Tanya yang menghampiri nampaknya selalu saja menohok. Walau raga
ini lemas akibat tidak tidur dari semalam, dan kafein yang perlahan
menggerogoti tubuh, namun nyatanya pesta semalam tak buahkan apa-apa selain
kantuk. Ya, dan mungkin sedikit kekenyangan.
Berbeda dari tahun-tahun sebelumnya, aku memilih untuk menikmati
malam tahun baru seperti layaknya orang normal. Begadang hingga larut malam,
menonton kembang api di pusat kota, dan bergabung dalam keramaian. Berbeda
dengan aku yang biasanya memilih untuk tidak peduli dengan tahun yang baru,
kecuali sebersit rasa bahagia ketika membuka bungkusan kalender baru. Bagi aku
yang dulu, tanggalan hanya sebuah angka. Orang bilang "tahun baru adalah
lembaran baru" bagi ku sama saja. Bagi ku setiap hari adalah awalan
sekaligus kelanjutan. Atau bila itu terdengar telalu klise maka sebut saja
bahwa bagi ku setiap hari sama saja.
Sama-sama mengejutkan sekaligus membosankan. Atau jika itu terlalu
klise sebut saja "sama saja".
"Ehm.. Roti Bakar?"
"Boleh, selai kacang dan blueberry,"
kata-katanya lagi-lagi menjadi kejutan buat ku.
"Ada yang salah?" Ujarnya membalas kebingungan yang
hadir dari wajah ku
"Bukankah kau selalu meminta selai strawberry?"
"Kamu yang bilang ingin menjadi orang baru di awal tahun ini
bukan? Aku memfatilitasi mu untuk membuatkan sesuatu yang baru pula. Bukankah
kamu harus memasukan ku dalam daftar orang baik setelah ini? dan mengetikan
nama ku dalam follow friday yang
nampaknya akan jadi agenda rutin mu setelah membuat keputusan ini."
Ah, panggil orang itu Ias. Wanita yang dinamis, optimis, tapi
begitu kontra dengan keputusan ku untuk mendaur ulang sifat dan sikap. Mengapa
pula? Bukannya selama ini Ias selalu menjadi wanita yang senang keramaian dan
terpaksa harus pulang sebelum acara selesai demi mengantar ku dengan alasan
yang itu-itu saja: Aku tidak nyaman.
Ia terus berkicau tentang apa yang mungkin akan aku lakukan di
awal tahun ini untuk merayakan kelahiran pribadi ku yang baru. Aku biarkan saja
ia berkicau. Tangan ku masih sibuk menyiapkan sarapan pagi untuk berdua.
"Ias.."
"Dan kamu mungkin gak akan pernah lagi ngajak aku ke toko
buku cuman demi beli selembar--"
"IAS!"
"Apa nona revolusi?"
"Kamu berisik. Mau kopi atau teh? Follow friday udah gak
populer sejak setahun atau dua tahun yang lalu.

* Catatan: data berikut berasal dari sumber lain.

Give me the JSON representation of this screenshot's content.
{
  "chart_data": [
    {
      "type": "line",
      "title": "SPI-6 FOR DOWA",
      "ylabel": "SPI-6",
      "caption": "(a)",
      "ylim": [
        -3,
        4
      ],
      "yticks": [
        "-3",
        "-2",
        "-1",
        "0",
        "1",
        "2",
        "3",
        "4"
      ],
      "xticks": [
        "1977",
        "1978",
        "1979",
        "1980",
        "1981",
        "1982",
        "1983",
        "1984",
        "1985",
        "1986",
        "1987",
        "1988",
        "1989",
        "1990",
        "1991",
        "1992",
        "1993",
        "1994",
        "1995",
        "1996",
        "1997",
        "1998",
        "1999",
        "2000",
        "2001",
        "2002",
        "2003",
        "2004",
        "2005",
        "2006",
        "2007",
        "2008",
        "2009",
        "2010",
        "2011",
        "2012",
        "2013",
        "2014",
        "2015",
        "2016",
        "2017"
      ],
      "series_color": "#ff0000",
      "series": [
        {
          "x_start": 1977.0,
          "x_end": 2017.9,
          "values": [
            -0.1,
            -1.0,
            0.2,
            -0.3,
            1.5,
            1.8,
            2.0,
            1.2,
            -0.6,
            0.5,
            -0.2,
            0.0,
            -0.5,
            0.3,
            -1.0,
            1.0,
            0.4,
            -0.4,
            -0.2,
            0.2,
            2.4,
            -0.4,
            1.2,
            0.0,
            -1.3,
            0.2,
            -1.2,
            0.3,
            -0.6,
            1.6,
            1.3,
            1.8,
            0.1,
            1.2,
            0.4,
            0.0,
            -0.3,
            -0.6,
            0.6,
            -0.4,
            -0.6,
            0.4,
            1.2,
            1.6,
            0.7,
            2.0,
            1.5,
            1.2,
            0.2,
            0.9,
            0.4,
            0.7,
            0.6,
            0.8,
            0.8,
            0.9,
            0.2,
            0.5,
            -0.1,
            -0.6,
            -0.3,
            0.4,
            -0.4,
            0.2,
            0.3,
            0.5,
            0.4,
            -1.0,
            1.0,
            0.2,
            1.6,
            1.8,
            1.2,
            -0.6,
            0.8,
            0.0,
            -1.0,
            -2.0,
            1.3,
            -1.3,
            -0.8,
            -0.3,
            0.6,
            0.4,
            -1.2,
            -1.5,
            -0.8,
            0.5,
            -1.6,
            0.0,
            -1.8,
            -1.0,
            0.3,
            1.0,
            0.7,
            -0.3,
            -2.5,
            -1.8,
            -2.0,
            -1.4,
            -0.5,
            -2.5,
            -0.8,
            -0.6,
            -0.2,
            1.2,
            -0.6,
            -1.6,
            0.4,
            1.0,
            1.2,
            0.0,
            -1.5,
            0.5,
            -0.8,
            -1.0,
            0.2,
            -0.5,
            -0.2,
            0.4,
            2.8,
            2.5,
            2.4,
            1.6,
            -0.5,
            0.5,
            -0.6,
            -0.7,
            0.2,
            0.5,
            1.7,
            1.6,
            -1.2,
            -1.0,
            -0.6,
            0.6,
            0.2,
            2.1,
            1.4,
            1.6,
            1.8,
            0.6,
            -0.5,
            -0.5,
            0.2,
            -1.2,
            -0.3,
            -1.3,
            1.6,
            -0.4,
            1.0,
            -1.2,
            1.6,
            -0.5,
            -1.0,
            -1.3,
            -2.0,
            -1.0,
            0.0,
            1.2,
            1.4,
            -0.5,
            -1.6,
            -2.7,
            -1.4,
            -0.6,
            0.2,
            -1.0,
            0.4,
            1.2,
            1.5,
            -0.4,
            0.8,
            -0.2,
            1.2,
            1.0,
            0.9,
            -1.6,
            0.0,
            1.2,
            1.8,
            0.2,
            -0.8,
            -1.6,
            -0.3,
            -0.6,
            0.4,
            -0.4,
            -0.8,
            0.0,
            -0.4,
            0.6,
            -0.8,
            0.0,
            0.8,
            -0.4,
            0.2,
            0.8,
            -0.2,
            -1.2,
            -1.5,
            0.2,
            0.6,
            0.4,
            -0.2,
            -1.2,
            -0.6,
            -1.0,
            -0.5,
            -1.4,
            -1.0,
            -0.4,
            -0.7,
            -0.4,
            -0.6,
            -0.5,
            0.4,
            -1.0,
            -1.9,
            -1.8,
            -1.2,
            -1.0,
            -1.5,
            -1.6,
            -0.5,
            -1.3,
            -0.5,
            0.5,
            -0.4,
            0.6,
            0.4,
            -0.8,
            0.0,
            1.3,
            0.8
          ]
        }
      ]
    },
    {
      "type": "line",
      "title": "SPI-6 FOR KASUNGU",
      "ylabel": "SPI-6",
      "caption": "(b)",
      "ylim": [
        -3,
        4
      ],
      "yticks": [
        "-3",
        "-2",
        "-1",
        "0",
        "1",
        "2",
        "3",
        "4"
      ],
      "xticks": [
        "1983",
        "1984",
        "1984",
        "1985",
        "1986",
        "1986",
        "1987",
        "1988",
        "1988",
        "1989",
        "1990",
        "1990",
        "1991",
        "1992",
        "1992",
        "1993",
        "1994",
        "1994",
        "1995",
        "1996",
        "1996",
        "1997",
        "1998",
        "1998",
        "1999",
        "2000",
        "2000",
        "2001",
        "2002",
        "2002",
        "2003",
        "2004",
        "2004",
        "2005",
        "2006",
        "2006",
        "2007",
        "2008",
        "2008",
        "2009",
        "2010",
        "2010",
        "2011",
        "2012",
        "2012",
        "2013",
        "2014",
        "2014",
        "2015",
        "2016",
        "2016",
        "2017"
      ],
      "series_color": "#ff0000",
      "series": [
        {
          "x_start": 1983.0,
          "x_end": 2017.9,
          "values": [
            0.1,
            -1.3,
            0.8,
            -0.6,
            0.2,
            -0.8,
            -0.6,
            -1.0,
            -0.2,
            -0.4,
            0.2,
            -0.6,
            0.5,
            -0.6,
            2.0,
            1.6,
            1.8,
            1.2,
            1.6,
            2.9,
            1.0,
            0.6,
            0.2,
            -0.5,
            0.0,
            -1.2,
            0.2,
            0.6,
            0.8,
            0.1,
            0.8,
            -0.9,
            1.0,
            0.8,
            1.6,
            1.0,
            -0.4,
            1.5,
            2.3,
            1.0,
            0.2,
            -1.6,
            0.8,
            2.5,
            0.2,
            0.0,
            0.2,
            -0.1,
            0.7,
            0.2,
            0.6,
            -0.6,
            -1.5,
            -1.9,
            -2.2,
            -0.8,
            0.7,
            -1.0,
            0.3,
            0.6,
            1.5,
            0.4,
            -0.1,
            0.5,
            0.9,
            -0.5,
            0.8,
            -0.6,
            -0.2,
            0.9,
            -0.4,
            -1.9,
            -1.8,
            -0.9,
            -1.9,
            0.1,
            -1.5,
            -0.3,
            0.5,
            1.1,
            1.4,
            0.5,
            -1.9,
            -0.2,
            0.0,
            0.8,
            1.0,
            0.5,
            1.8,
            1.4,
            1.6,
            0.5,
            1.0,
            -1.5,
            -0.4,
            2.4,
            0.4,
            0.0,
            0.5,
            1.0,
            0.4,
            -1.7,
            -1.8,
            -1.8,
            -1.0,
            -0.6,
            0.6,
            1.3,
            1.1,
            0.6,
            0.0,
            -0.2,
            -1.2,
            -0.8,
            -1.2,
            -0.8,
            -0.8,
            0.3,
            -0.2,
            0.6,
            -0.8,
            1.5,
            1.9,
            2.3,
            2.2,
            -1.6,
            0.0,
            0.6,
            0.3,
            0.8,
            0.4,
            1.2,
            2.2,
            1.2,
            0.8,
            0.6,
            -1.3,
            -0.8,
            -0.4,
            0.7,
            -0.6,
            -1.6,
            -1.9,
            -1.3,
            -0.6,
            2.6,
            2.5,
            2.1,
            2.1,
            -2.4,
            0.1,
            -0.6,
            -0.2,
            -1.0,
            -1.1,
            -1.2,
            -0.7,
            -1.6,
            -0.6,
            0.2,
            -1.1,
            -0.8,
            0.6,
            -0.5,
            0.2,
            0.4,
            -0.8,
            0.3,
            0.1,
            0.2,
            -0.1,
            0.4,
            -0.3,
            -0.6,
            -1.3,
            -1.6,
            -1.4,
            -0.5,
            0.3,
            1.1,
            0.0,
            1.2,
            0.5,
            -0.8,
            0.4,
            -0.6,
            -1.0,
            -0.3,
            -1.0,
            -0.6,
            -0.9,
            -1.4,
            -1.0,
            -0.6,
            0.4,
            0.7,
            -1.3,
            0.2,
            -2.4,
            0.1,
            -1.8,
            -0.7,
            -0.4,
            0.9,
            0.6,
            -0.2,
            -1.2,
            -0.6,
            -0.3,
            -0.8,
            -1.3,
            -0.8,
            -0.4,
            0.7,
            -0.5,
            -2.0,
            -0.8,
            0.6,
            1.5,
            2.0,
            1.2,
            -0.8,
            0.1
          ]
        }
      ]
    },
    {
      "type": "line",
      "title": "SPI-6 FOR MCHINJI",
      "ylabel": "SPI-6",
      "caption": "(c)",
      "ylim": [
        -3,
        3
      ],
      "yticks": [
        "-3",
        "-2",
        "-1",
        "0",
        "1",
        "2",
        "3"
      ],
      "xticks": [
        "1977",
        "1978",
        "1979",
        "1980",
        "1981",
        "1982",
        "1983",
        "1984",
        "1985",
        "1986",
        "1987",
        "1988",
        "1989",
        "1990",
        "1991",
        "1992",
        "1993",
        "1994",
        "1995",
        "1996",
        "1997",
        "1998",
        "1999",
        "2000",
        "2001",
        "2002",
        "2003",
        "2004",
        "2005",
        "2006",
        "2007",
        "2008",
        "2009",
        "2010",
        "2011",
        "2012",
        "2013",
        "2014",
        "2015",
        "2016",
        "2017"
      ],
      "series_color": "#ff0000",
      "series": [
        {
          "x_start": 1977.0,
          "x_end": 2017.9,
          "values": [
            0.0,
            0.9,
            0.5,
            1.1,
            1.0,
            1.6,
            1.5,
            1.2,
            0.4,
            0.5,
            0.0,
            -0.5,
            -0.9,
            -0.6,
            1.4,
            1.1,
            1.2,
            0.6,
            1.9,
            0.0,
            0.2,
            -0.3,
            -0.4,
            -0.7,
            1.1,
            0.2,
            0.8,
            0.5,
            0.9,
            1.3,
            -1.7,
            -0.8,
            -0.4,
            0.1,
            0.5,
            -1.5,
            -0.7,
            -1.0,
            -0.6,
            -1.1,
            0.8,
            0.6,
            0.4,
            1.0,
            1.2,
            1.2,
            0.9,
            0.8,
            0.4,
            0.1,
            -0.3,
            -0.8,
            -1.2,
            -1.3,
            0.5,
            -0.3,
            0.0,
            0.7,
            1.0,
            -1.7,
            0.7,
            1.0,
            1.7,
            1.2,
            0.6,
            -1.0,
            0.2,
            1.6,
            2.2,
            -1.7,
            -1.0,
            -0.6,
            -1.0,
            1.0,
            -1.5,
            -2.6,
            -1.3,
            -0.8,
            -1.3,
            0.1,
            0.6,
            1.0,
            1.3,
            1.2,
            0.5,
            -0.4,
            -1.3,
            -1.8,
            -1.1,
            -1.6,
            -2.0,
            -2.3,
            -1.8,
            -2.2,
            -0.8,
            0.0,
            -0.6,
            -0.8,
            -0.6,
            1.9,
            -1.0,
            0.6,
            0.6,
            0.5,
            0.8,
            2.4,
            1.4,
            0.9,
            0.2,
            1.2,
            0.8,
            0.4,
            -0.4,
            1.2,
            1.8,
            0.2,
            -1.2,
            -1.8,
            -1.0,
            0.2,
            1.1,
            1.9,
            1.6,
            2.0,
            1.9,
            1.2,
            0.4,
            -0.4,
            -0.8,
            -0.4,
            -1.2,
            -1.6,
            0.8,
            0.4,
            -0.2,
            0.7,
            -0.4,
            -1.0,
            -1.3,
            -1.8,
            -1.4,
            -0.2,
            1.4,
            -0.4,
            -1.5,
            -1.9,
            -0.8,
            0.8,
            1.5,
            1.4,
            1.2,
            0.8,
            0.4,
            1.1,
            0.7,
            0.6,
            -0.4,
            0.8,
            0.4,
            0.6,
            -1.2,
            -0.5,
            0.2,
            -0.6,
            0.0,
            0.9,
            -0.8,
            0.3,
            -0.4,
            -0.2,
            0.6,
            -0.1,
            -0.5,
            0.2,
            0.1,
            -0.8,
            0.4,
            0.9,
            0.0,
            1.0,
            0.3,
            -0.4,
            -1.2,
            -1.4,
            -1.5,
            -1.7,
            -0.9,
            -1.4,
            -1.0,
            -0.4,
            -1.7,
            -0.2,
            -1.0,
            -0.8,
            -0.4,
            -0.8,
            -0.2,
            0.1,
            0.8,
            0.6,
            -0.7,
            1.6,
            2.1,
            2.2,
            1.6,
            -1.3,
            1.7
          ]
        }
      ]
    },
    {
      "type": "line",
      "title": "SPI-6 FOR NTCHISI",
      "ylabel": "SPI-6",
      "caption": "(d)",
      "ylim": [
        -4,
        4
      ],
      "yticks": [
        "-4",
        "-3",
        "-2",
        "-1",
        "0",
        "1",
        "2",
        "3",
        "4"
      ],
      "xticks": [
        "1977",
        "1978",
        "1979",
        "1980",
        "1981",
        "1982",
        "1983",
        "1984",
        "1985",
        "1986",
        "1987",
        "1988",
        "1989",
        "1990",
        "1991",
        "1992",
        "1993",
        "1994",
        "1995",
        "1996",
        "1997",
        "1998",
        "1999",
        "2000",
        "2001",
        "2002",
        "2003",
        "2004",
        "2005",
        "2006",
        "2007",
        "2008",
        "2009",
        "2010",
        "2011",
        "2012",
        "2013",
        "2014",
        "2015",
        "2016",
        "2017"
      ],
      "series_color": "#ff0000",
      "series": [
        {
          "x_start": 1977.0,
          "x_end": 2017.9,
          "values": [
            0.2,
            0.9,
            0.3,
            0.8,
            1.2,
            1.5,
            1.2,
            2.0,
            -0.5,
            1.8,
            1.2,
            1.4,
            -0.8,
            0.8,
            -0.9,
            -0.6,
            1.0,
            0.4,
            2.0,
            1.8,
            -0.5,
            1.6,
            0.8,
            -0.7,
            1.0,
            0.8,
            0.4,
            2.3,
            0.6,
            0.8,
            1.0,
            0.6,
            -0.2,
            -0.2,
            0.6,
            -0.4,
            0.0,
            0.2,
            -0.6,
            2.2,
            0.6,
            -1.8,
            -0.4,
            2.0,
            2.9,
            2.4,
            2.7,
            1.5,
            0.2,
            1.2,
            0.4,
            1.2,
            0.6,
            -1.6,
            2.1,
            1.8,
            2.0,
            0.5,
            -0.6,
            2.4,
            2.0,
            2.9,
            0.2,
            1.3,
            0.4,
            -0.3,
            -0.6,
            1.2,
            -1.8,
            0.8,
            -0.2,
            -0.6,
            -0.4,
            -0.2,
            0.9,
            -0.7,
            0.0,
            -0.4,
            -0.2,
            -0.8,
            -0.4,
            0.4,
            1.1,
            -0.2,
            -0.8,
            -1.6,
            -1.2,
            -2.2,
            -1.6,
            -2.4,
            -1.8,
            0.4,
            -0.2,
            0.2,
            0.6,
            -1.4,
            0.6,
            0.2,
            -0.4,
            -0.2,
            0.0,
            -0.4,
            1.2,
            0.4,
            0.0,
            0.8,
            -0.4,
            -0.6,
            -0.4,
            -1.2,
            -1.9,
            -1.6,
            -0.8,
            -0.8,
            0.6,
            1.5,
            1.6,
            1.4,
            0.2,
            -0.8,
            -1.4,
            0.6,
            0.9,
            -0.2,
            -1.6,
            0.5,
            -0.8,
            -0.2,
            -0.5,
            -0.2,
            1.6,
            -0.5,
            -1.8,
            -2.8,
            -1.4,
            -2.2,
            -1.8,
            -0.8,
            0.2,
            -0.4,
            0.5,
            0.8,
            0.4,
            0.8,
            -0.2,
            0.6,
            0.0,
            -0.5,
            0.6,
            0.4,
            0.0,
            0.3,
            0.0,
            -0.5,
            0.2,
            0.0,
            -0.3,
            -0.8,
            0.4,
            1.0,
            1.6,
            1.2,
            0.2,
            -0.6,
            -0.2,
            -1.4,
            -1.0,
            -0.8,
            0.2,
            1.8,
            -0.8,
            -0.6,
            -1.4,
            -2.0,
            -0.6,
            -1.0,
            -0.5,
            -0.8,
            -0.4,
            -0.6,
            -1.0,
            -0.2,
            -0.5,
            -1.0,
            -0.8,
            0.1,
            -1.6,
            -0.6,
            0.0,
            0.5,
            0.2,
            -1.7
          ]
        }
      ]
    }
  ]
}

Dan kenapa pula aku dipanggil nona revolusi?"
"Bukankah dalam agenda baru mu berarti kamu akan jadi orang
yang sama berisiknya dengan aku? Teh. Ya baiklah kamu cukup uptodate. Cari aja di Kamus
Besar Bahasa Indonesia mu itu, Ah aku lupa kini kamus itu mungkin akan kamu
loak-kan karena kamu kini akan menjadi orang yang benar-benar baru! Aku beli
kamus mu Re, sepertinya menyenangkan membalas argumen orang lain dengan kamus.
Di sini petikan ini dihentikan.